"Prenez-vous de l'Androcur ?" Oui. "Arrêtez immédiatement." La Dépêche rapporte ce lundi, l'histoire de Catherine Gayrard, pharmacienne biologiste albigeoise de 53 ans, qui a vu sa vie basculer après avoir pris de l'Androcur pendant dix ans pour traiter des kystes ovariens.
Prescrit à des milliers de femmes depuis les années 80 comme contraceptif ou traitement contre l’acné par les laboratoires Bayer, ce progestatif est aujourd’hui accusé d’augmenter fortement le risque de méningiome, une tumeur cérébrale généralement bénigne mais pouvant occasionner de graves séquelles comme des troubles de la mémoire, de l’épilepsie ou une perte du goût et de l’odorat. Appartenant à la classe des antiandrogènes stéroïdiens, l’Androcur est aussi utilisé pour traiter le cancer de la prostate à un niveau avancé et l’hirsutisme chez la femme, un développement extrême de la pilosité.
Huit tumeurs cérébrales découvertes
Alors qu'elle se promenait à pied, Catherine Gayrard raconte s'être brusquement mise à courir. "J'ai perdu le contrôle de mes jambes, avec des troubles de la parole". Elle venait de faire un œdème cérébral.
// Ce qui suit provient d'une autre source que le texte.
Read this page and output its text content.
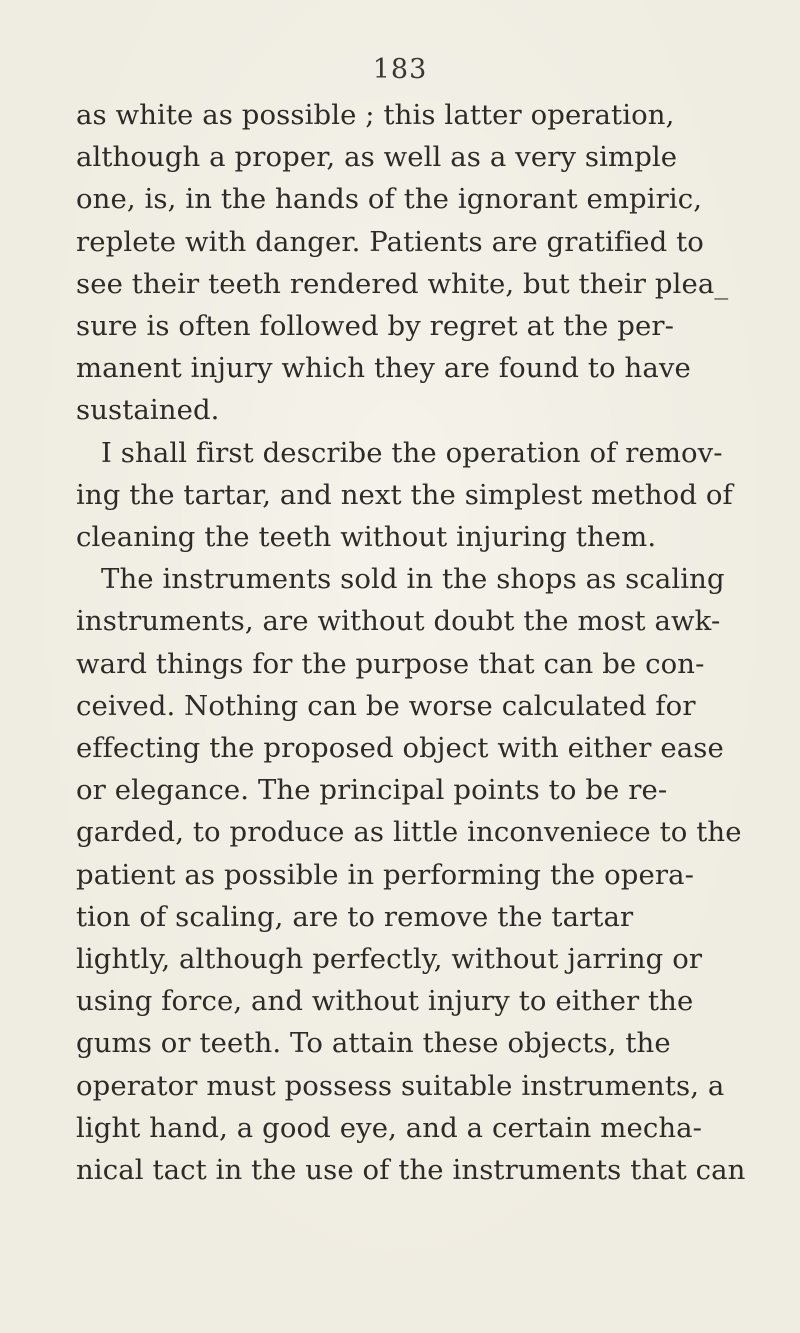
183
as white as possible ; this latter operation,
although a proper, as well as a very simple
one, is, in the hands of the ignorant empiric,
replete with danger. Patients are gratified to
see their teeth rendered white, but their plea_
sure is often followed by regret at the per-
manent injury which they are found to have
sustained.
I shall first describe the operation of remov-
ing the tartar, and next the simplest method of
cleaning the teeth without injuring them.
The instruments sold in the shops as scaling
instruments, are without doubt the most awk-
ward things for the purpose that can be con-
ceived. Nothing can be worse calculated for
effecting the proposed object with either ease
or elegance. The principal points to be re-
garded, to produce as little inconveniece to the
patient as possible in performing the opera-
tion of scaling, are to remove the tartar
lightly, although perfectly, without jarring or
using force, and without injury to either the
gums or teeth. To attain these objects, the
operator must possess suitable instruments, a
light hand, a good eye, and a certain mecha-
nical tact in the use of the instruments that can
La cinquantenaire se réveille deux jours plus tard à l'hôpital, son neurochirurgien la questionne : "Prenez-vous de l'Androcur ?" Oui. "Arrêtez immédiatement." Au cours d'examens, les médecins lui découvrent huit tumeurs cérébrales dont trois de la taille d'une balle de ping pong.
L'une d'elles lui est retirée trois semaines plus tard, mais Catherine Gayrard vit depuis un an et demi avec sept méningiomes. Depuis qu'elle a cessé de prendre de l'Androcur cependant, leurs tailles n'ont pas évolué. "Lors de mon IRM en avril dernier, il n'y avait eu aucun changement, ce qui me conforte dans l'hypothèse que l'Androcur est responsable de ce qui m'est arrivé." Aujourd'hui, elle souffre d'acouphènes, de troubles de la mémoire, de concentration et d'une fatigue chronique. Catherine Gayrard ne voyage plus, ne conduit plus : "Quand je rentre du travail, le plus souvent, je vais directement me coucher. Ma vie a complètement changé."
L'Androcur multiplie le risque de méningiome par 7 à 20
Prescrit à 80% des femmes (57 000 en 2017, selon l’Assurance maladie), l’Androcur est en effet soupçonné de multiplier par 7 à 20 le risque de méningiome selon la durée du traitement. Sur son site Internet, l’Agence nationale de sécurité du médicament (ANSM) reconnaît que depuis 2009, "l’acétate de cyprotérone fait l’objet d’une surveillance particulière suite au signal émis par la France au niveau européen sur le risque d’apparition de méningiome. L’évaluation de ce signal par l’Agence européenne des médicaments (EMA) a conduit à faire figurer ce risque dans la notice du médicament en 2011".
Un numéro vert a été mis en place et est accessible du lundi au vendredi de 9 heures à 19 heures : 805 040 110. La ministre de la Santé Agnès Buzyn a recommandé aux patients traités par Androcur de se rapprocher au plus vite de leur médecin généraliste.
De son côté, l’ANSM a créé au mois de juin "un comité scientifique spécialisé temporaire (CSST) qui a pour objectif de discuter des conditions d’utilisation et de prescription de ces médicaments afin de limiter ce risque". De nouvelles recommandations élaborées avec les professionnels de santé devraient être émises "d’ici la fin de l’année".